Essendo l’unica donna della redazione di TennisTalker, il mio primo voto non poteva che andare ad una giocatrice WTA. Sembrerò banale, ma lo dico subito: il mio voto va a Jasmine Paolini e vi spiego perché. Nel 2024 Jasmine ci ha fatto sognare, come forse non avevamo mai osato fare, arrampicandosi (termine necessario vista la sua statura, che la fa sembrare ancora più “gigante”) fino alla quarta posizione del ranking mondiale. Poi così all’improvviso, all’inizio dell’anno, la separazione dal suo coach, Renzo Furlan. Lo confesso: da quel momento mi aspettavo un 2025 in rovinosa caduta. E invece no. Jasmine ha resistito. E come! Ha terminato il 2025 alla posizione numero 8 del ranking mondiale e anche se a Riyadh le cose non sono andate come sperato, complice anche un’influenza che l’ha messa ko, quello che resta è la determinazione, la lotta, la capacità di stare sempre dentro la partita, senza mai smettere di crederci. E sempre con il sorriso. Il mio augurio è che anche nel 2026 riesca a smentire le mie previsioni, proprio come ha fatto quest’anno.
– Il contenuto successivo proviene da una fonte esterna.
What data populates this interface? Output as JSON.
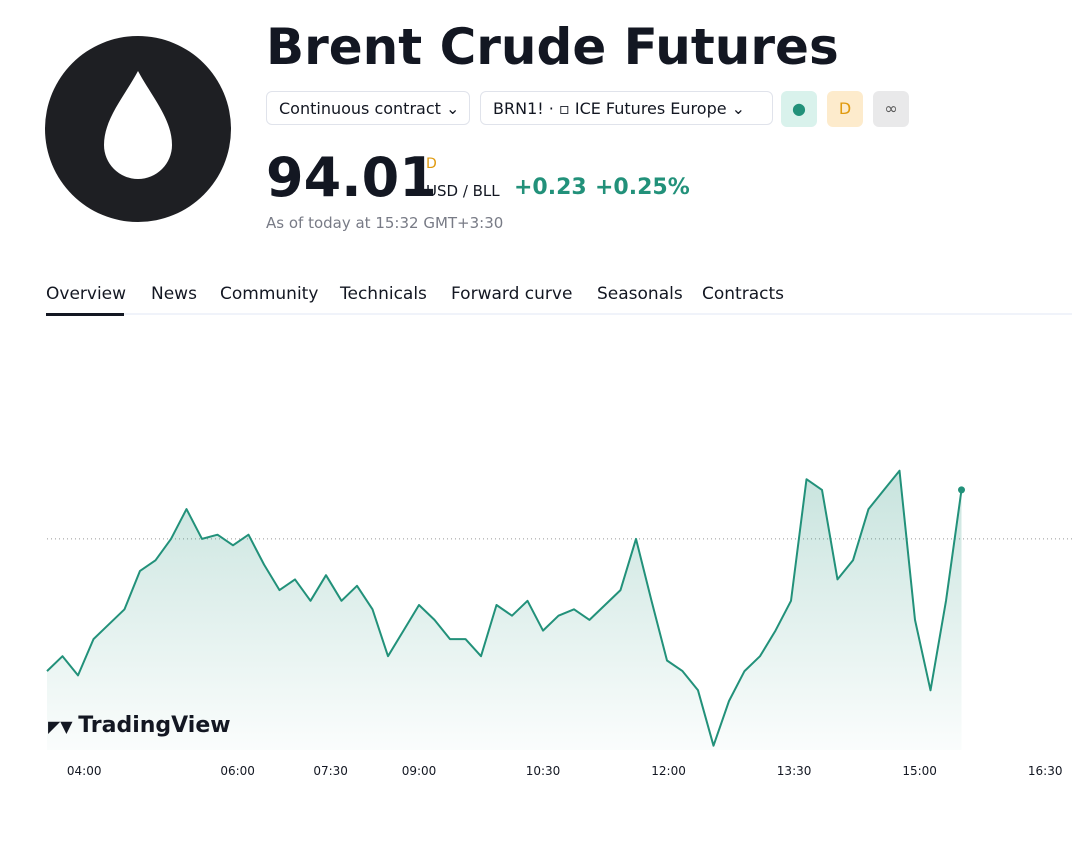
{
  "header": {
    "title": "Brent Crude Futures",
    "contract": "Continuous contract",
    "symbol": "BRN1!",
    "exchange": "ICE Futures Europe",
    "badge": "D",
    "price": "94.01",
    "price_flag": "D",
    "currency": "USD / BLL",
    "change": "+0.23",
    "change_percent": "+0.25%",
    "as_of": "As of today at 15:32 GMT+3:30"
  },
  "tabs": [
    "Overview",
    "News",
    "Community",
    "Technicals",
    "Forward curve",
    "Seasonals",
    "Contracts"
  ],
  "watermark": "TradingView",
  "chart_data": {
    "type": "area",
    "color": "#22917a",
    "values": [
      93.16,
      93.23,
      93.14,
      93.31,
      93.38,
      93.45,
      93.63,
      93.68,
      93.78,
      93.92,
      93.78,
      93.8,
      93.75,
      93.8,
      93.66,
      93.54,
      93.59,
      93.49,
      93.61,
      93.49,
      93.56,
      93.45,
      93.23,
      93.35,
      93.47,
      93.4,
      93.31,
      93.31,
      93.23,
      93.47,
      93.42,
      93.49,
      93.35,
      93.42,
      93.45,
      93.4,
      93.47,
      93.54,
      93.78,
      93.49,
      93.21,
      93.16,
      93.07,
      92.81,
      93.02,
      93.16,
      93.23,
      93.35,
      93.49,
      94.06,
      94.01,
      93.59,
      93.68,
      93.92,
      94.01,
      94.1,
      93.4,
      93.07,
      93.49,
      94.01
    ],
    "baseline": 93.78,
    "ylim": [
      92.79,
      94.76
    ],
    "xlim": [
      0,
      66
    ],
    "xticks": [
      {
        "value": 2.4,
        "label": "04:00"
      },
      {
        "value": 12.3,
        "label": "06:00"
      },
      {
        "value": 18.3,
        "label": "07:30"
      },
      {
        "value": 24,
        "label": "09:00"
      },
      {
        "value": 32,
        "label": "10:30"
      },
      {
        "value": 40.1,
        "label": "12:00"
      },
      {
        "value": 48.2,
        "label": "13:30"
      },
      {
        "value": 56.3,
        "label": "15:00"
      },
      {
        "value": 64.4,
        "label": "16:30"
      }
    ]
  }
}
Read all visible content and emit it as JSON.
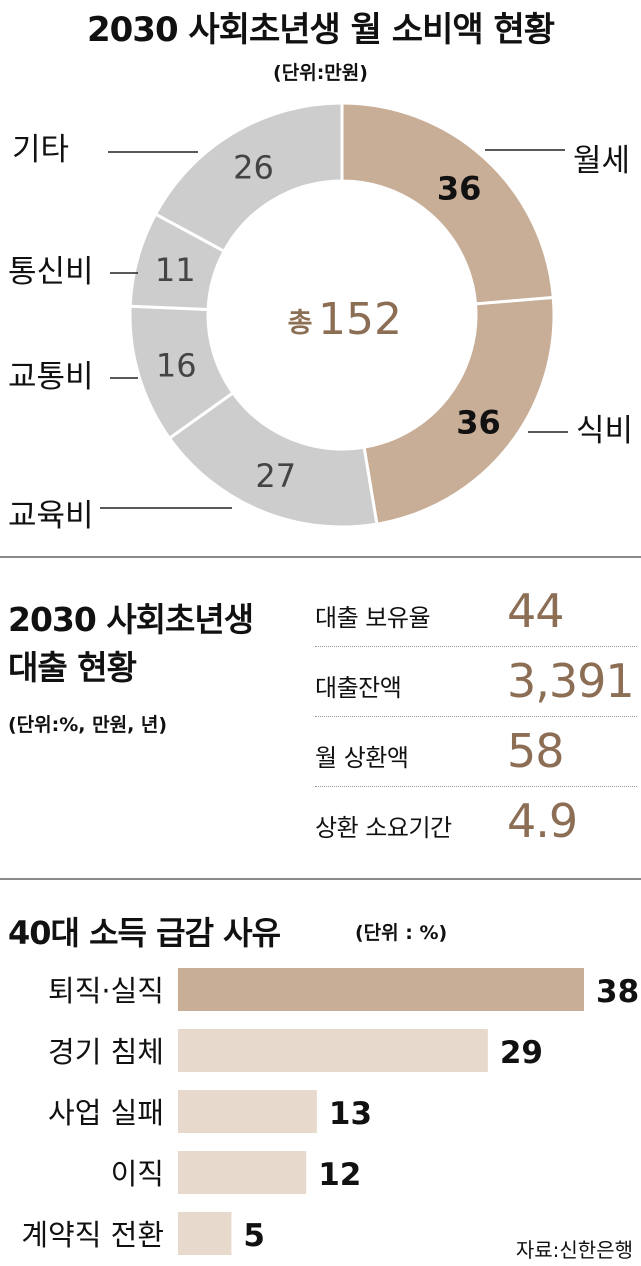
{
  "header": {
    "title": "2030 사회초년생 월 소비액 현황",
    "unit": "(단위:만원)"
  },
  "chart_data": [
    {
      "type": "pie",
      "title": "2030 사회초년생 월 소비액 현황",
      "unit": "(단위:만원)",
      "center_label": "총",
      "total": "152",
      "slices": [
        {
          "label": "월세",
          "value": 36,
          "color": "#c8ad97"
        },
        {
          "label": "식비",
          "value": 36,
          "color": "#c8ad97"
        },
        {
          "label": "교육비",
          "value": 27,
          "color": "#cdcdcd"
        },
        {
          "label": "교통비",
          "value": 16,
          "color": "#cdcdcd"
        },
        {
          "label": "통신비",
          "value": 11,
          "color": "#cdcdcd"
        },
        {
          "label": "기타",
          "value": 26,
          "color": "#cdcdcd"
        }
      ]
    },
    {
      "type": "bar",
      "orientation": "horizontal",
      "title": "40대 소득 급감 사유",
      "unit": "(단위 : %)",
      "categories": [
        "퇴직·실직",
        "경기 침체",
        "사업 실패",
        "이직",
        "계약직 전환"
      ],
      "values": [
        38,
        29,
        13,
        12,
        5
      ],
      "colors": [
        "#c8ad97",
        "#e8d9cd",
        "#e8d9cd",
        "#e8d9cd",
        "#e8d9cd"
      ],
      "xlim": [
        0,
        38
      ]
    }
  ],
  "loans": {
    "title_line1": "2030 사회초년생",
    "title_line2": "대출 현황",
    "unit": "(단위:%, 만원, 년)",
    "rows": [
      {
        "label": "대출 보유율",
        "value": "44"
      },
      {
        "label": "대출잔액",
        "value": "3,391"
      },
      {
        "label": "월 상환액",
        "value": "58"
      },
      {
        "label": "상환 소요기간",
        "value": "4.9"
      }
    ]
  },
  "income": {
    "title": "40대 소득 급감 사유",
    "unit": "(단위 : %)"
  },
  "source": "자료:신한은행",
  "colors": {
    "accent": "#c8ad97",
    "accent_light": "#e8d9cd",
    "gray": "#cdcdcd",
    "value_text": "#8c6e55",
    "center_text": "#8c6e55"
  }
}
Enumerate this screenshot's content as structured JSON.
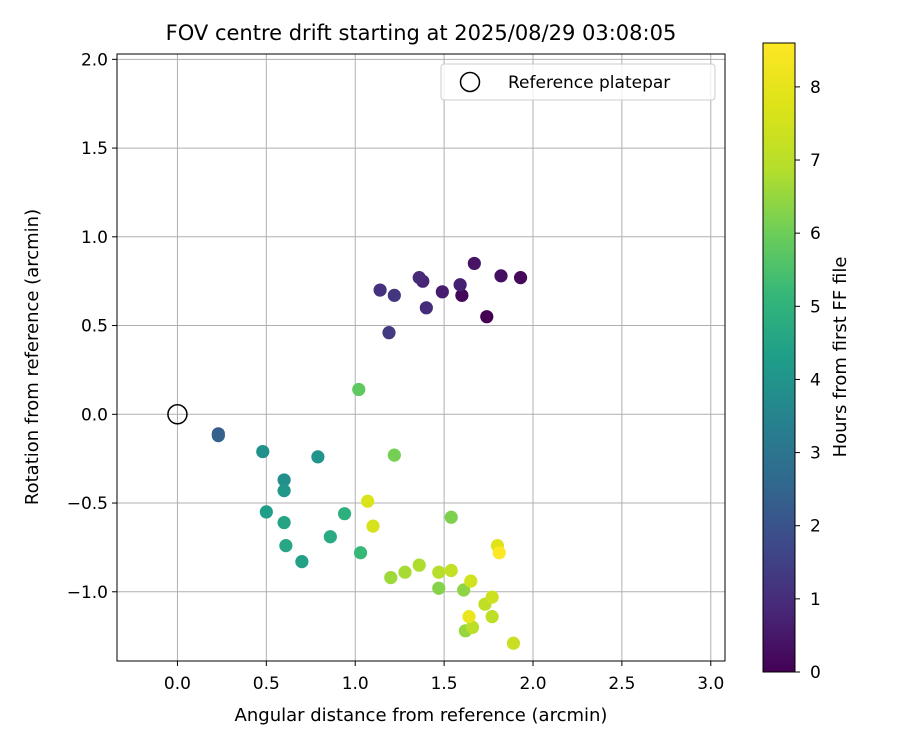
{
  "chart_data": {
    "type": "scatter",
    "title": "FOV centre drift starting at 2025/08/29 03:08:05",
    "xlabel": "Angular distance from reference (arcmin)",
    "ylabel": "Rotation from reference (arcmin)",
    "xlim": [
      -0.34,
      3.08
    ],
    "ylim": [
      -1.39,
      2.03
    ],
    "xticks": [
      0.0,
      0.5,
      1.0,
      1.5,
      2.0,
      2.5,
      3.0
    ],
    "xtick_labels": [
      "0.0",
      "0.5",
      "1.0",
      "1.5",
      "2.0",
      "2.5",
      "3.0"
    ],
    "yticks": [
      -1.0,
      -0.5,
      0.0,
      0.5,
      1.0,
      1.5,
      2.0
    ],
    "ytick_labels": [
      "−1.0",
      "−0.5",
      "0.0",
      "0.5",
      "1.0",
      "1.5",
      "2.0"
    ],
    "grid": true,
    "legend": {
      "placement": "top-right",
      "entries": [
        {
          "label": "Reference platepar",
          "marker": "open-circle",
          "color": "#000000"
        }
      ]
    },
    "reference_point": {
      "x": 0.0,
      "y": 0.0
    },
    "colorbar": {
      "label": "Hours from first FF file",
      "colormap": "viridis",
      "range": [
        0,
        8.6
      ],
      "ticks": [
        0,
        1,
        2,
        3,
        4,
        5,
        6,
        7,
        8
      ],
      "tick_labels": [
        "0",
        "1",
        "2",
        "3",
        "4",
        "5",
        "6",
        "7",
        "8"
      ]
    },
    "series": [
      {
        "points": [
          {
            "x": 1.74,
            "y": 0.55,
            "hours": 0.0
          },
          {
            "x": 1.6,
            "y": 0.67,
            "hours": 0.1
          },
          {
            "x": 1.93,
            "y": 0.77,
            "hours": 0.2
          },
          {
            "x": 1.82,
            "y": 0.78,
            "hours": 0.3
          },
          {
            "x": 1.67,
            "y": 0.85,
            "hours": 0.4
          },
          {
            "x": 1.49,
            "y": 0.69,
            "hours": 0.6
          },
          {
            "x": 1.59,
            "y": 0.73,
            "hours": 0.7
          },
          {
            "x": 1.38,
            "y": 0.75,
            "hours": 0.8
          },
          {
            "x": 1.36,
            "y": 0.77,
            "hours": 0.9
          },
          {
            "x": 1.4,
            "y": 0.6,
            "hours": 1.0
          },
          {
            "x": 1.14,
            "y": 0.7,
            "hours": 1.1
          },
          {
            "x": 1.22,
            "y": 0.67,
            "hours": 1.2
          },
          {
            "x": 1.19,
            "y": 0.46,
            "hours": 1.35
          },
          {
            "x": 0.23,
            "y": -0.11,
            "hours": 2.2
          },
          {
            "x": 0.23,
            "y": -0.12,
            "hours": 2.4
          },
          {
            "x": 0.6,
            "y": -0.37,
            "hours": 3.8
          },
          {
            "x": 0.48,
            "y": -0.21,
            "hours": 3.9
          },
          {
            "x": 0.79,
            "y": -0.24,
            "hours": 4.0
          },
          {
            "x": 0.6,
            "y": -0.43,
            "hours": 4.1
          },
          {
            "x": 0.5,
            "y": -0.55,
            "hours": 4.3
          },
          {
            "x": 0.7,
            "y": -0.83,
            "hours": 4.4
          },
          {
            "x": 0.6,
            "y": -0.61,
            "hours": 4.5
          },
          {
            "x": 0.61,
            "y": -0.74,
            "hours": 4.6
          },
          {
            "x": 0.86,
            "y": -0.69,
            "hours": 4.7
          },
          {
            "x": 0.94,
            "y": -0.56,
            "hours": 4.9
          },
          {
            "x": 1.03,
            "y": -0.78,
            "hours": 5.2
          },
          {
            "x": 1.02,
            "y": 0.14,
            "hours": 5.8
          },
          {
            "x": 1.22,
            "y": -0.23,
            "hours": 6.1
          },
          {
            "x": 1.54,
            "y": -0.58,
            "hours": 6.2
          },
          {
            "x": 1.47,
            "y": -0.98,
            "hours": 6.3
          },
          {
            "x": 1.61,
            "y": -0.99,
            "hours": 6.4
          },
          {
            "x": 1.62,
            "y": -1.22,
            "hours": 6.5
          },
          {
            "x": 1.2,
            "y": -0.92,
            "hours": 6.6
          },
          {
            "x": 1.28,
            "y": -0.89,
            "hours": 6.7
          },
          {
            "x": 1.36,
            "y": -0.85,
            "hours": 6.8
          },
          {
            "x": 1.47,
            "y": -0.89,
            "hours": 6.9
          },
          {
            "x": 1.66,
            "y": -1.2,
            "hours": 7.0
          },
          {
            "x": 1.77,
            "y": -1.14,
            "hours": 7.05
          },
          {
            "x": 1.73,
            "y": -1.07,
            "hours": 7.1
          },
          {
            "x": 1.54,
            "y": -0.88,
            "hours": 7.2
          },
          {
            "x": 1.89,
            "y": -1.29,
            "hours": 7.3
          },
          {
            "x": 1.77,
            "y": -1.03,
            "hours": 7.4
          },
          {
            "x": 1.65,
            "y": -0.94,
            "hours": 7.5
          },
          {
            "x": 1.1,
            "y": -0.63,
            "hours": 7.6
          },
          {
            "x": 1.07,
            "y": -0.49,
            "hours": 7.7
          },
          {
            "x": 1.8,
            "y": -0.74,
            "hours": 7.8
          },
          {
            "x": 1.64,
            "y": -1.14,
            "hours": 8.1
          },
          {
            "x": 1.81,
            "y": -0.78,
            "hours": 8.55
          }
        ]
      }
    ]
  }
}
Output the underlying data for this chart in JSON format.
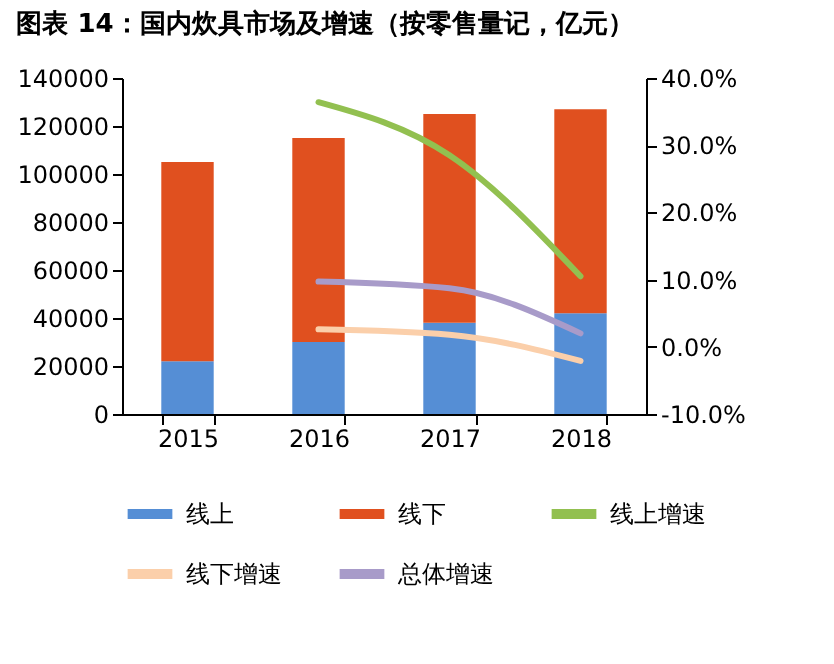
{
  "chart_data": {
    "type": "bar",
    "title": "图表 14：国内炊具市场及增速（按零售量记，亿元）",
    "categories": [
      "2015",
      "2016",
      "2017",
      "2018"
    ],
    "stacked": true,
    "legend": "bottom",
    "ylim": [
      0,
      140000
    ],
    "yticks": [
      0,
      20000,
      40000,
      60000,
      80000,
      100000,
      120000,
      140000
    ],
    "y2lim": [
      -10,
      40
    ],
    "y2ticks": [
      {
        "value": -10,
        "label": "-10.0%"
      },
      {
        "value": 0,
        "label": "0.0%"
      },
      {
        "value": 10,
        "label": "10.0%"
      },
      {
        "value": 20,
        "label": "20.0%"
      },
      {
        "value": 30,
        "label": "30.0%"
      },
      {
        "value": 40,
        "label": "40.0%"
      }
    ],
    "series": [
      {
        "name": "线上",
        "color": "#558ed5",
        "values": [
          22000,
          30000,
          38000,
          42000
        ]
      },
      {
        "name": "线下",
        "color": "#e0501f",
        "values": [
          83000,
          85000,
          87000,
          85000
        ]
      },
      {
        "name": "线上增速",
        "type": "line",
        "axis": "y2",
        "color": "#92c050",
        "values": [
          null,
          36.4,
          28.5,
          10.5
        ]
      },
      {
        "name": "线下增速",
        "type": "line",
        "axis": "y2",
        "color": "#fbcfaa",
        "values": [
          null,
          2.6,
          1.8,
          -2.1
        ]
      },
      {
        "name": "总体增速",
        "type": "line",
        "axis": "y2",
        "color": "#a89bc9",
        "values": [
          null,
          9.7,
          8.7,
          2.0
        ]
      }
    ]
  }
}
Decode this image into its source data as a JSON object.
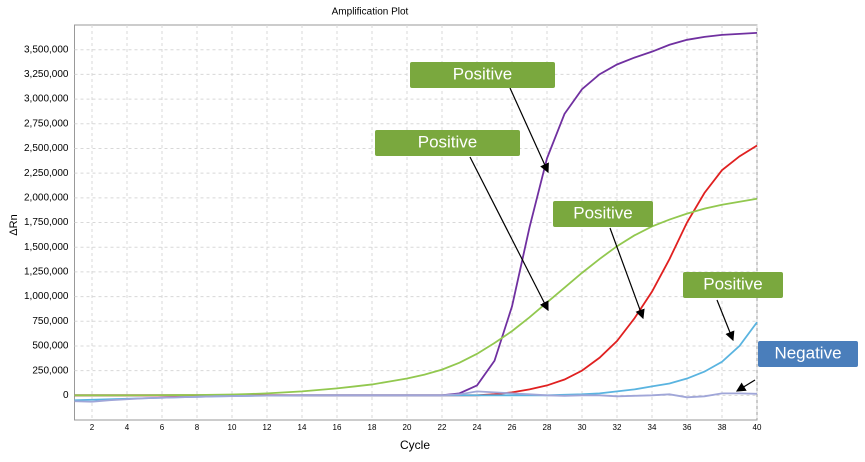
{
  "chart_data": {
    "type": "line",
    "title": "Amplification Plot",
    "x_label": "Cycle",
    "y_label": "ΔRn",
    "x": [
      1,
      2,
      3,
      4,
      5,
      6,
      7,
      8,
      9,
      10,
      11,
      12,
      13,
      14,
      15,
      16,
      17,
      18,
      19,
      20,
      21,
      22,
      23,
      24,
      25,
      26,
      27,
      28,
      29,
      30,
      31,
      32,
      33,
      34,
      35,
      36,
      37,
      38,
      39,
      40
    ],
    "xlim": [
      1,
      40
    ],
    "xticks": [
      2,
      4,
      6,
      8,
      10,
      12,
      14,
      16,
      18,
      20,
      22,
      24,
      26,
      28,
      30,
      32,
      34,
      36,
      38,
      40
    ],
    "ylim": [
      -250000,
      3750000
    ],
    "yticks": [
      0,
      {
        "value": 250000,
        "label": "250,000"
      },
      {
        "value": 500000,
        "label": "500,000"
      },
      {
        "value": 750000,
        "label": "750,000"
      },
      {
        "value": 1000000,
        "label": "1,000,000"
      },
      {
        "value": 1250000,
        "label": "1,250,000"
      },
      {
        "value": 1500000,
        "label": "1,500,000"
      },
      {
        "value": 1750000,
        "label": "1,750,000"
      },
      {
        "value": 2000000,
        "label": "2,000,000"
      },
      {
        "value": 2250000,
        "label": "2,250,000"
      },
      {
        "value": 2500000,
        "label": "2,500,000"
      },
      {
        "value": 2750000,
        "label": "2,750,000"
      },
      {
        "value": 3000000,
        "label": "3,000,000"
      },
      {
        "value": 3250000,
        "label": "3,250,000"
      },
      {
        "value": 3500000,
        "label": "3,500,000"
      }
    ],
    "grid": true,
    "series": [
      {
        "color": "#7030a0",
        "values": [
          0,
          0,
          0,
          0,
          0,
          0,
          0,
          0,
          0,
          0,
          0,
          0,
          0,
          0,
          0,
          0,
          0,
          0,
          0,
          0,
          0,
          0,
          20000,
          100000,
          350000,
          900000,
          1700000,
          2400000,
          2850000,
          3100000,
          3250000,
          3350000,
          3420000,
          3480000,
          3550000,
          3600000,
          3630000,
          3650000,
          3660000,
          3670000
        ]
      },
      {
        "color": "#e02020",
        "values": [
          0,
          0,
          0,
          0,
          0,
          0,
          0,
          0,
          0,
          0,
          0,
          0,
          0,
          0,
          0,
          0,
          0,
          0,
          0,
          0,
          0,
          0,
          0,
          0,
          10000,
          30000,
          60000,
          100000,
          160000,
          250000,
          380000,
          550000,
          780000,
          1050000,
          1380000,
          1750000,
          2050000,
          2280000,
          2420000,
          2530000
        ]
      },
      {
        "color": "#92c84f",
        "values": [
          0,
          0,
          0,
          0,
          1000,
          2000,
          2500,
          3000,
          5000,
          8000,
          13000,
          20000,
          30000,
          40000,
          55000,
          70000,
          90000,
          110000,
          140000,
          170000,
          210000,
          260000,
          330000,
          420000,
          530000,
          650000,
          790000,
          940000,
          1090000,
          1240000,
          1380000,
          1510000,
          1620000,
          1710000,
          1780000,
          1840000,
          1890000,
          1930000,
          1960000,
          1990000
        ]
      },
      {
        "color": "#5ab4e0",
        "values": [
          -50000,
          -45000,
          -40000,
          -35000,
          -30000,
          -25000,
          -20000,
          -15000,
          -10000,
          -8000,
          -5000,
          -3000,
          -2000,
          0,
          0,
          0,
          0,
          0,
          0,
          0,
          0,
          0,
          0,
          0,
          0,
          0,
          0,
          0,
          5000,
          10000,
          20000,
          40000,
          60000,
          90000,
          120000,
          170000,
          240000,
          340000,
          500000,
          740000
        ]
      },
      {
        "color": "#a0a6d8",
        "values": [
          -60000,
          -65000,
          -50000,
          -40000,
          -30000,
          -25000,
          -20000,
          -15000,
          -10000,
          -8000,
          -5000,
          -3000,
          -2000,
          0,
          0,
          0,
          0,
          0,
          0,
          0,
          0,
          0,
          10000,
          40000,
          30000,
          20000,
          10000,
          0,
          -5000,
          0,
          0,
          -10000,
          -5000,
          0,
          10000,
          -20000,
          -10000,
          20000,
          20000,
          15000
        ]
      }
    ],
    "annotations": [
      "Positive",
      "Positive",
      "Positive",
      "Positive",
      "Negative"
    ]
  }
}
2) La finale del Roland Garros

Al secondo posto metto quella che, per molti, è stata la partita dell’anno: la finale del Roland Garros tra Jannik Sinner e Carlos Alcaraz. Al di là di uno spettacolo tecnico ed emotivo di livello incredibile, quel match ha lasciato una lezione che va oltre il tennis giocato. Ha ricordato a noi comuni (pseudo) tennisti che tre match point, a volte, non bastano per vincere una partita, così come averli contro non equivale necessariamente ad una condanna. Nel tennis, come nella vita, finché c’è un punto da giocare, c’è sempre spazio per ribaltare l’esito.

3) Il tributo a Nadal

Il tributo a Rafael Nadal durante il Roland Garros. Il momento più toccante della cerimonia è stato quando sotto la terra rossa è stata scoperta la targa che raffigura l’impronta del 14 volte campione di Parigi. Le lacrime dello spagnolo, circondato da uno stadio vestito di rosso e dai suoi 3 grandi “avversari” – Federer, Djokovic e Murray – resteranno nella storia.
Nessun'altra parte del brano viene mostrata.